The Supreme Court agreed with Clean Wisconsin and found WDNR has broad authority to consider environmental impacts to public trust waters when making high capacity well permitting decisions. The Court’s decision not only affirmed WDNR’s broad public trust authority, but reaffirmed the Court’s Lake Beulah decision in light of Wis. Stat. § 227.10(2m). The Court relied on WDNR’s broad public trust authority in Wis. Stat. §§ 281.11 and 281.12 to find that WDNR has explicit authority to consider the environmental impact of all high capacity well applications. 

The Legislature granted WDNR broad statutory authority to “protect, maintain, and improve” the state’s public trust waters, and the Court’s recent companion cases open the door for WDNR to take unprecedented regulatory actions grounded in its public trust authority. Wis.

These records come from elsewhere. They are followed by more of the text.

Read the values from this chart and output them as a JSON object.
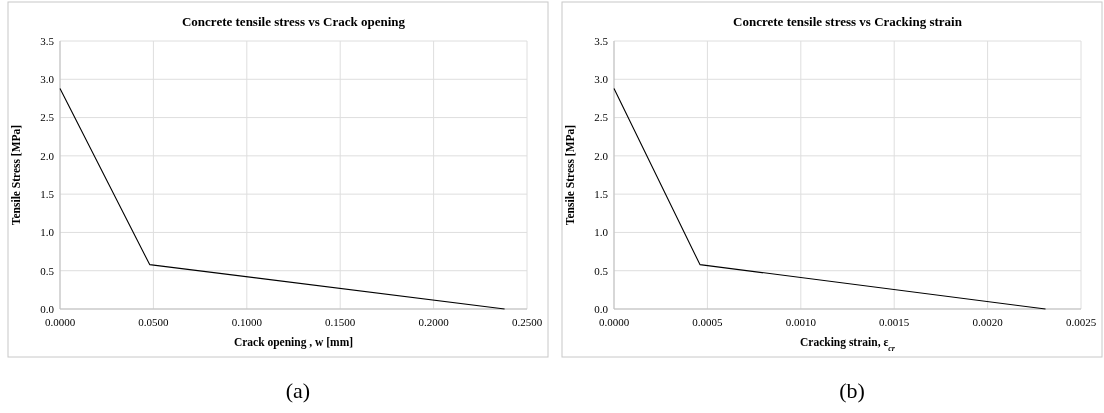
{
  "chart_data": [
    {
      "type": "line",
      "title": "Concrete tensile stress vs Crack opening",
      "xlabel": "Crack opening , w [mm]",
      "ylabel": "Tensile Stress [MPa]",
      "annotations": [
        "(a)"
      ],
      "x": [
        0,
        0.048,
        0.238
      ],
      "series": [
        {
          "color": "#000000",
          "values": [
            2.88,
            0.58,
            0
          ]
        }
      ],
      "xlim": [
        0,
        0.25
      ],
      "xticks": [
        {
          "value": 0,
          "label": "0.0000"
        },
        {
          "value": 0.05,
          "label": "0.0500"
        },
        {
          "value": 0.1,
          "label": "0.1000"
        },
        {
          "value": 0.15,
          "label": "0.1500"
        },
        {
          "value": 0.2,
          "label": "0.2000"
        },
        {
          "value": 0.25,
          "label": "0.2500"
        }
      ],
      "ylim": [
        0,
        3.5
      ],
      "yticks": [
        {
          "value": 0,
          "label": "0.0"
        },
        {
          "value": 0.5,
          "label": "0.5"
        },
        {
          "value": 1,
          "label": "1.0"
        },
        {
          "value": 1.5,
          "label": "1.5"
        },
        {
          "value": 2,
          "label": "2.0"
        },
        {
          "value": 2.5,
          "label": "2.5"
        },
        {
          "value": 3,
          "label": "3.0"
        },
        {
          "value": 3.5,
          "label": "3.5"
        }
      ],
      "grid": true
    },
    {
      "type": "line",
      "title": "Concrete tensile stress vs Cracking strain",
      "xlabel": "Cracking strain, ε$_{cr}$",
      "ylabel": "Tensile Stress [MPa]",
      "annotations": [
        "(b)"
      ],
      "x": [
        0,
        0.00046,
        0.00231
      ],
      "series": [
        {
          "color": "#000000",
          "values": [
            2.88,
            0.58,
            0
          ]
        }
      ],
      "xlim": [
        0,
        0.0025
      ],
      "xticks": [
        {
          "value": 0,
          "label": "0.0000"
        },
        {
          "value": 0.0005,
          "label": "0.0005"
        },
        {
          "value": 0.001,
          "label": "0.0010"
        },
        {
          "value": 0.0015,
          "label": "0.0015"
        },
        {
          "value": 0.002,
          "label": "0.0020"
        },
        {
          "value": 0.0025,
          "label": "0.0025"
        }
      ],
      "ylim": [
        0,
        3.5
      ],
      "yticks": [
        {
          "value": 0,
          "label": "0.0"
        },
        {
          "value": 0.5,
          "label": "0.5"
        },
        {
          "value": 1,
          "label": "1.0"
        },
        {
          "value": 1.5,
          "label": "1.5"
        },
        {
          "value": 2,
          "label": "2.0"
        },
        {
          "value": 2.5,
          "label": "2.5"
        },
        {
          "value": 3,
          "label": "3.0"
        },
        {
          "value": 3.5,
          "label": "3.5"
        }
      ],
      "grid": true
    }
  ]
}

Stat. § 281.11. The companion decisions may usher in a period of governance by WDNR and other state agencies that can be described as “regulate now, find authority later.” Furthermore, given the Court’s adoption of the broad authority granted to WDNR in statute as explicit authority for purposes of Wis. Stat. § 227.10(2m), the companion decisions will make it even more difficult for the regulated community to successfully challenge unprecedented and unsavory agency actions.

The dissenting opinion in 2021 WI 72 challenges the majority opinion on the plain meaning interpretation of Wis. Stat. § 227.10(2m), as well as the separation-of-powers issues associated with the majority’s opinion. Specifically, the dissent stresses that the Legislature’s intent to curtail administrative agency power was clear with its passage of Act 21. The statutory language clearly permits environmental reviews of high capacity wells in certain instances, but none of those was present for the eight wells at issue. The dissent stresses that the Court’s environmental policy concerns infiltrated its reasoning to help it reach a “favored” result. Furthermore, the dissent notes the explicit authority relied upon by the majority at Wis. Stat. §§ 281.11 and 281.12 consists of nothing more than policy and purpose statements or general statements of WDNR powers, and the majority’s reliance on such “nebulous grants of authority” empties all meaning and power from Act 21.